Pour Julien Duvivier Voici
le temps des assassins sonne comme la réponse noire et désespérée au
romantisme naïf et flamboyant de Marianne de ma jeunesse (1955), son film précédent fraîchement accueilli par la
critique et le public. Ce sera l’occasion des retrouvailles entre Duvivier et
Jean Gabin, qui avaient tournés La
Promesse (1944) le temps de leurs exil Hollywoodien sous l’Occupation mais
dont les grandes collaborations remontaient aux années 30 avec les mythiques La Bandera (1935), La Belle équipe (1936), Pépé le Moko (1937) entre autres… Ce sera avec Touchez pas au grisbi de Jacques Becker (1954) un des films qui
reconstruira l’image de Jean Gabin aux yeux du public, pas encore le « Patron »
et plus le jeune premier écorché vif des années 30.
Les grands classiques de Duvivier avaient souvent été
empreints d’une vraie noirceur mais le lyrisme et le romanesque l’emportaient
toujours malgré les conclusions tragiques. S’il s’adonne à la plus franche
comédie dans certains de ses films d’après-guerre (Le petit monde de Don Camillo (1952) et Le Retour de Don Camillo (1954) qui restent ses plus gros succès),
c’est également là qu’il signe ses films les plus nihilistes.

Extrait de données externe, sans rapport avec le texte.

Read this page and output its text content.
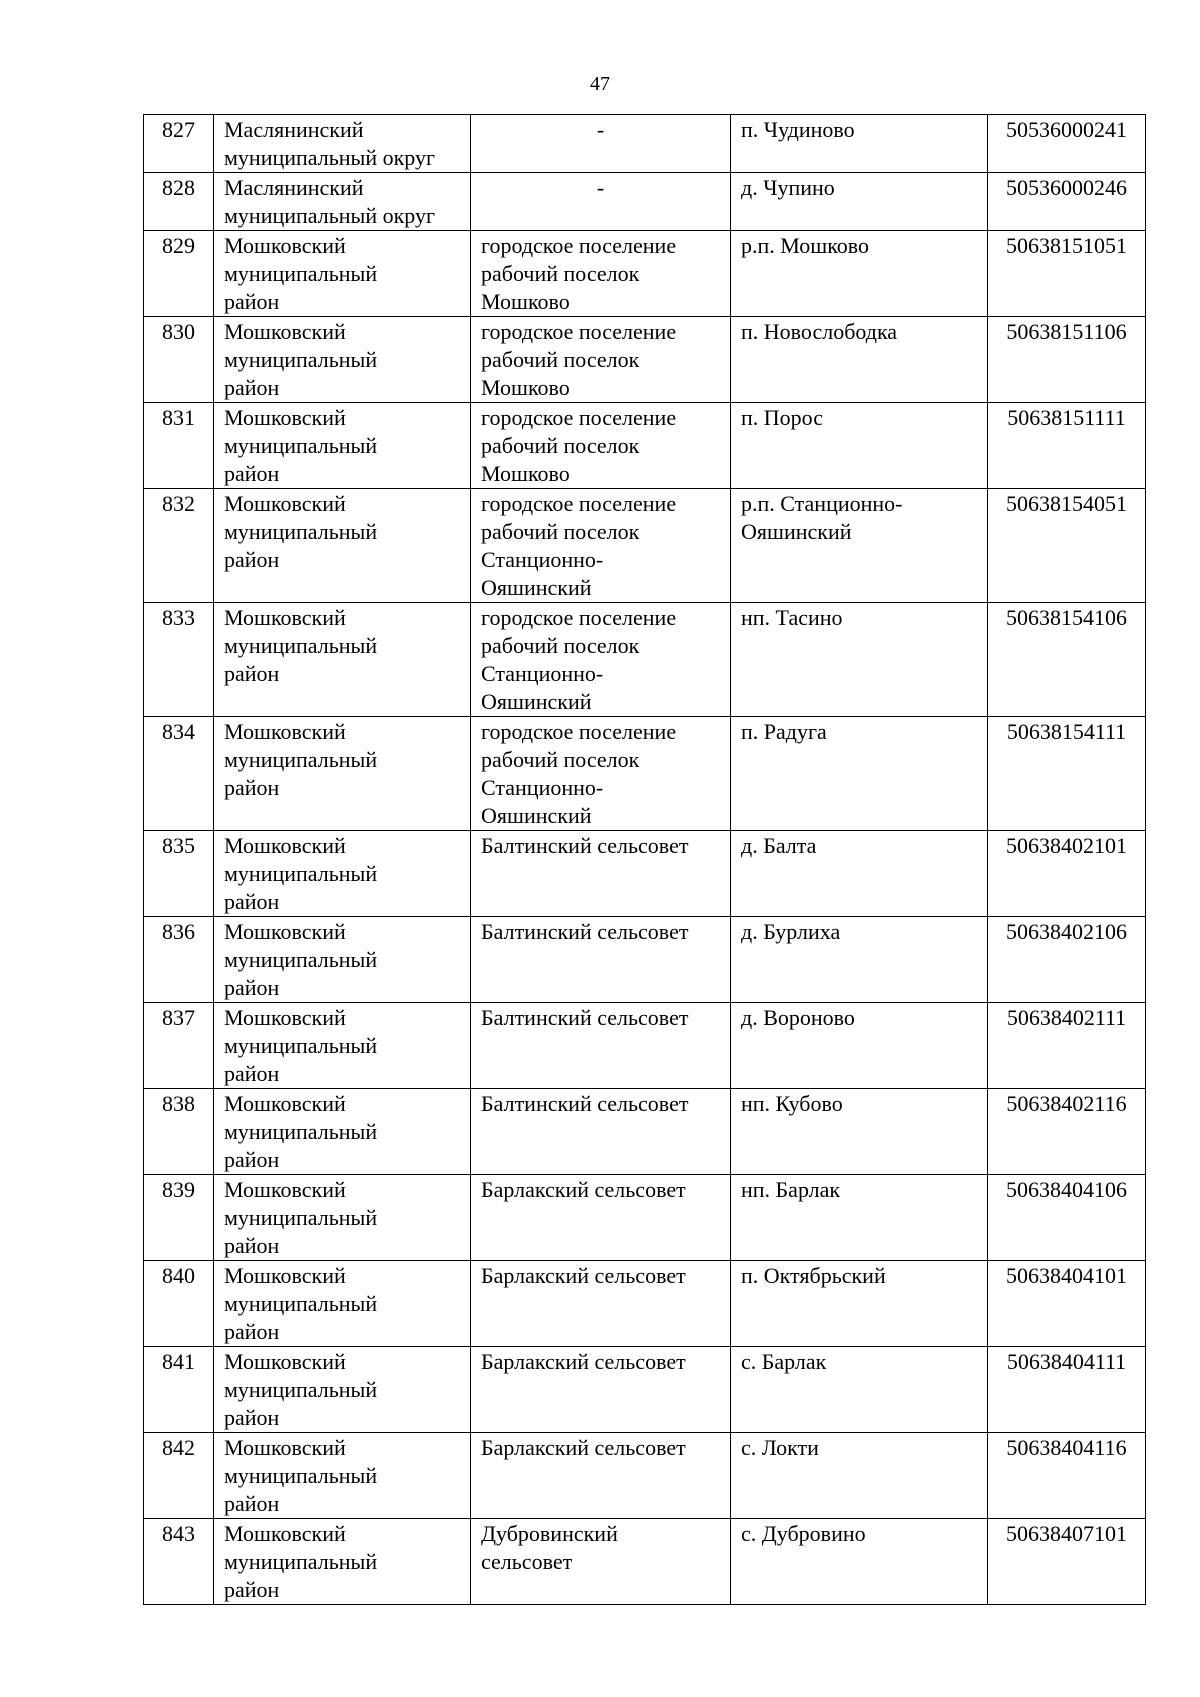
47
827	Маслянинский
муниципальный округ	-	п. Чудиново	50536000241
828	Маслянинский
муниципальный округ	-	д. Чупино	50536000246
829	Мошковский
муниципальный
район	городское поселение
рабочий поселок
Мошково	р.п. Мошково	50638151051
830	Мошковский
муниципальный
район	городское поселение
рабочий поселок
Мошково	п. Новослободка	50638151106
831	Мошковский
муниципальный
район	городское поселение
рабочий поселок
Мошково	п. Порос	50638151111
832	Мошковский
муниципальный
район	городское поселение
рабочий поселок
Станционно-
Ояшинский	р.п. Станционно-
Ояшинский	50638154051
833	Мошковский
муниципальный
район	городское поселение
рабочий поселок
Станционно-
Ояшинский	нп. Тасино	50638154106
834	Мошковский
муниципальный
район	городское поселение
рабочий поселок
Станционно-
Ояшинский	п. Радуга	50638154111
835	Мошковский
муниципальный
район	Балтинский сельсовет	д. Балта	50638402101
836	Мошковский
муниципальный
район	Балтинский сельсовет	д. Бурлиха	50638402106
837	Мошковский
муниципальный
район	Балтинский сельсовет	д. Вороново	50638402111
838	Мошковский
муниципальный
район	Балтинский сельсовет	нп. Кубово	50638402116
839	Мошковский
муниципальный
район	Барлакский сельсовет	нп. Барлак	50638404106
840	Мошковский
муниципальный
район	Барлакский сельсовет	п. Октябрьский	50638404101
841	Мошковский
муниципальный
район	Барлакский сельсовет	с. Барлак	50638404111
842	Мошковский
муниципальный
район	Барлакский сельсовет	с. Локти	50638404116
843	Мошковский
муниципальный
район	Дубровинский
сельсовет	с. Дубровино	50638407101
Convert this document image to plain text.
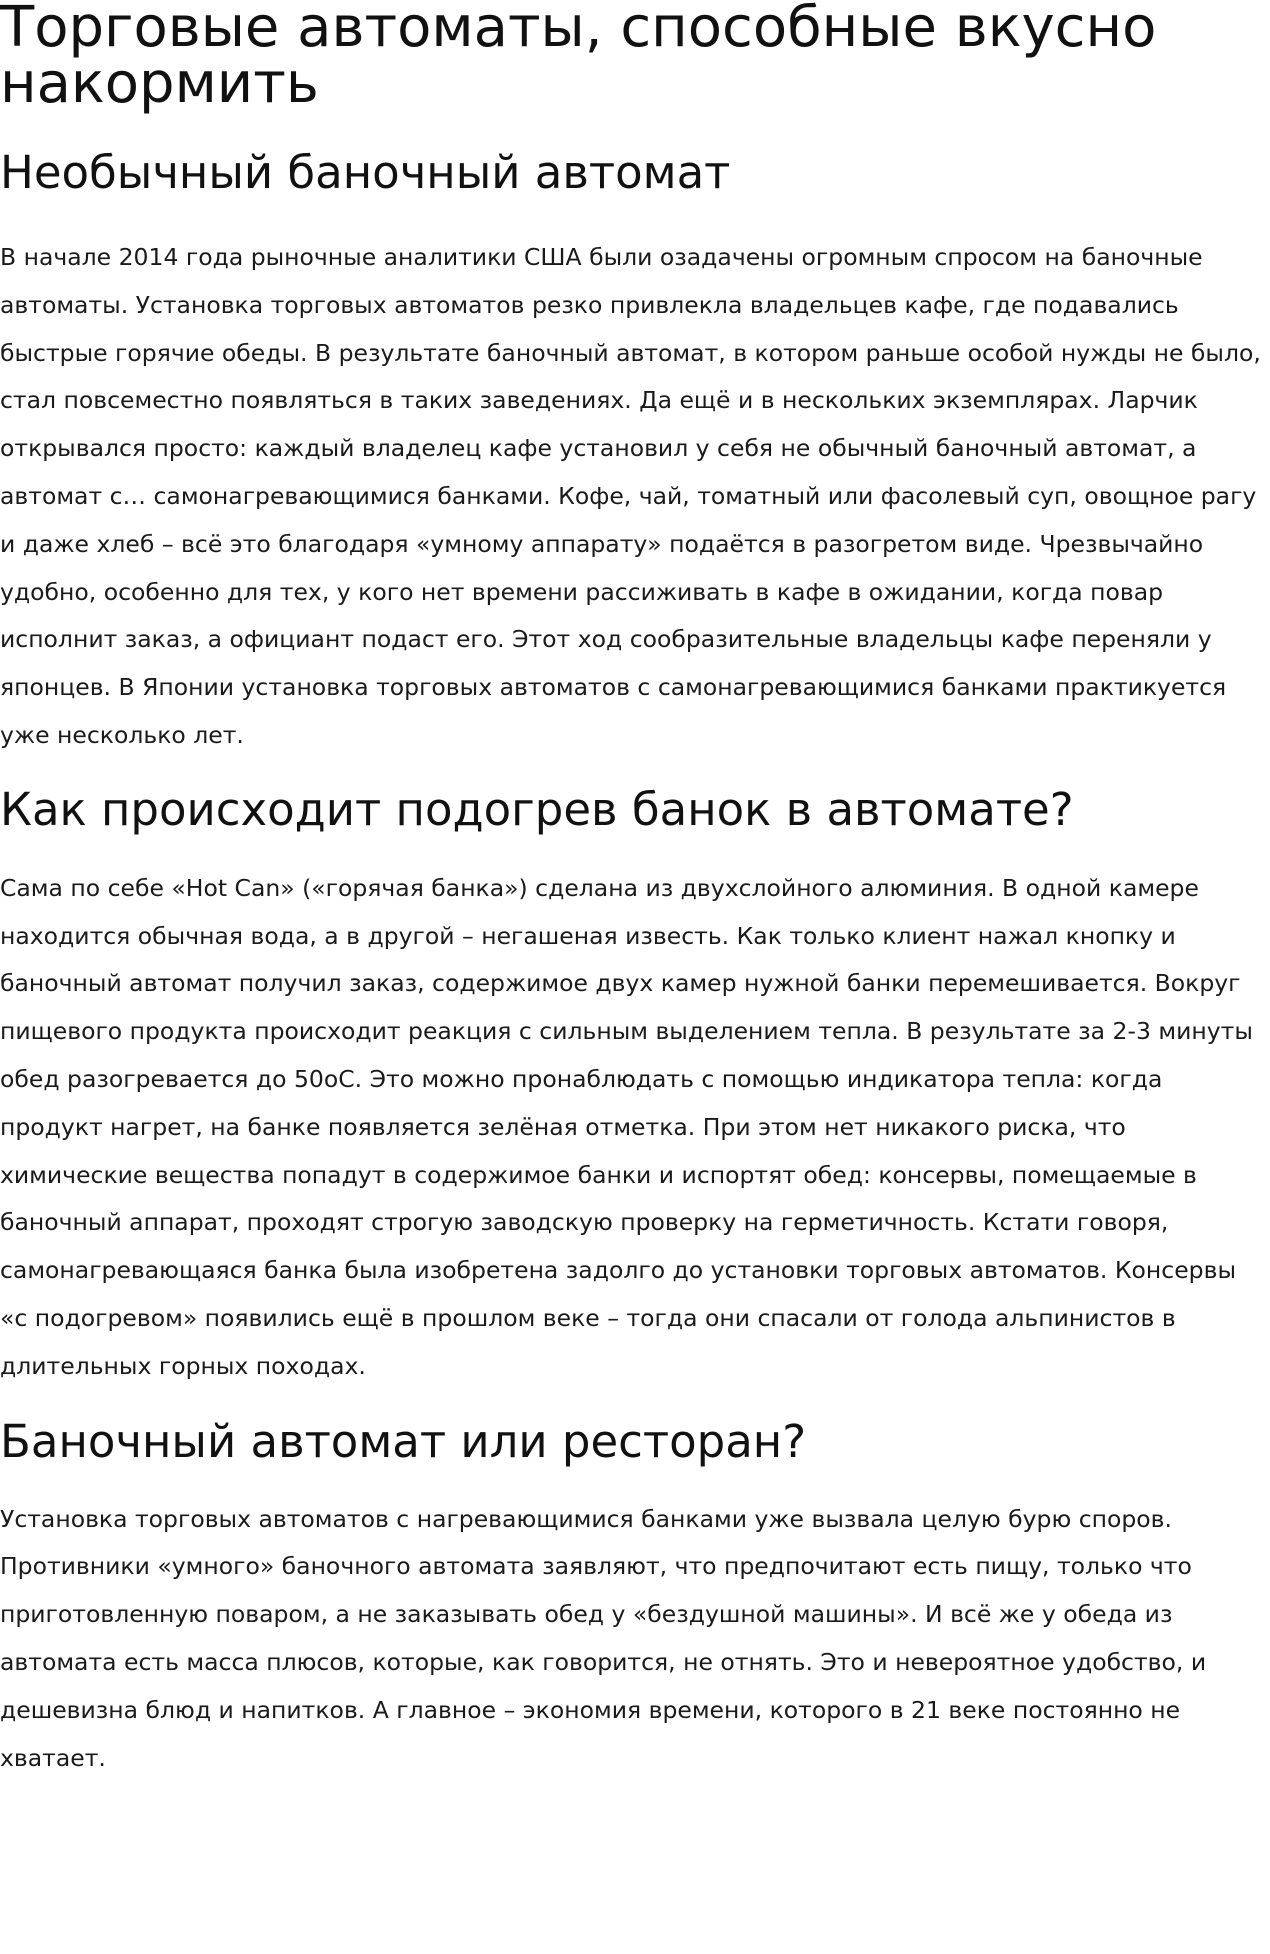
Торговые автоматы, способные вкусно накормить
Необычный баночный автомат

В начале 2014 года рыночные аналитики США были озадачены огромным спросом на баночные автоматы. Установка торговых автоматов резко привлекла владельцев кафе, где подавались быстрые горячие обеды. В результате баночный автомат, в котором раньше особой нужды не было, стал повсеместно появляться в таких заведениях. Да ещё и в нескольких экземплярах. Ларчик открывался просто: каждый владелец кафе установил у себя не обычный баночный автомат, а автомат с… самонагревающимися банками. Кофе, чай, томатный или фасолевый суп, овощное рагу и даже хлеб – всё это благодаря «умному аппарату» подаётся в разогретом виде. Чрезвычайно удобно, особенно для тех, у кого нет времени рассиживать в кафе в ожидании, когда повар исполнит заказ, а официант подаст его. Этот ход сообразительные владельцы кафе переняли у японцев. В Японии установка торговых автоматов с самонагревающимися банками практикуется уже несколько лет.

Как происходит подогрев банок в автомате?

Сама по себе «Hot Can» («горячая банка») сделана из двухслойного алюминия. В одной камере находится обычная вода, а в другой – негашеная известь. Как только клиент нажал кнопку и баночный автомат получил заказ, содержимое двух камер нужной банки перемешивается. Вокруг пищевого продукта происходит реакция с сильным выделением тепла. В результате за 2-3 минуты обед разогревается до 50оС. Это можно пронаблюдать с помощью индикатора тепла: когда продукт нагрет, на банке появляется зелёная отметка. При этом нет никакого риска, что химические вещества попадут в содержимое банки и испортят обед: консервы, помещаемые в баночный аппарат, проходят строгую заводскую проверку на герметичность. Кстати говоря, самонагревающаяся банка была изобретена задолго до установки торговых автоматов. Консервы «с подогревом» появились ещё в прошлом веке – тогда они спасали от голода альпинистов в длительных горных походах.

Баночный автомат или ресторан?

Установка торговых автоматов с нагревающимися банками уже вызвала целую бурю споров. Противники «умного» баночного автомата заявляют, что предпочитают есть пищу, только что приготовленную поваром, а не заказывать обед у «бездушной машины». И всё же у обеда из автомата есть масса плюсов, которые, как говорится, не отнять. Это и невероятное удобство, и дешевизна блюд и напитков. А главное – экономия времени, которого в 21 веке постоянно не хватает.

Les fantômes de l’Occupation
planent au-dessus de Panique (1947)
avec son racisme ordinaire et sa peur de l’autre, mais également Marie-Octobre (1959) où la fraternité de la
Résistance se voit ébranlée par la suspicion. Même n’évoque pas frontalement le
sujet, on peut tout à fait y associer Voici
le temps des assassins. Le personnage faussement angélique Catherine
(Danièle Delorme) est le portrait d’une jeunesse précocement avilie par la
misère de cette Occupation, et prêt à tout pour ne pas y retomber. Tout comme
dans La Belle équipe, c’est l’aura
corruptrice d’une séductrice qui viendra briser un espace de fraternité.
Duvivier filme dans une approche réaliste (les extérieurs tournés sur place, et
les intérieurs minutieusement reconstitués en studio) l’activité foisonnante
des Halles (superbe photo de Armand Thirard), la camaraderie des maraîchers qui
se connaissent tous et dont l’allant
teinté de bonhomie est bien représenté par le restaurateur André Chatelin (Jean
Gabin). Catherine, fille de l’ex-épouse de Chatelin va venir y semer le chaos.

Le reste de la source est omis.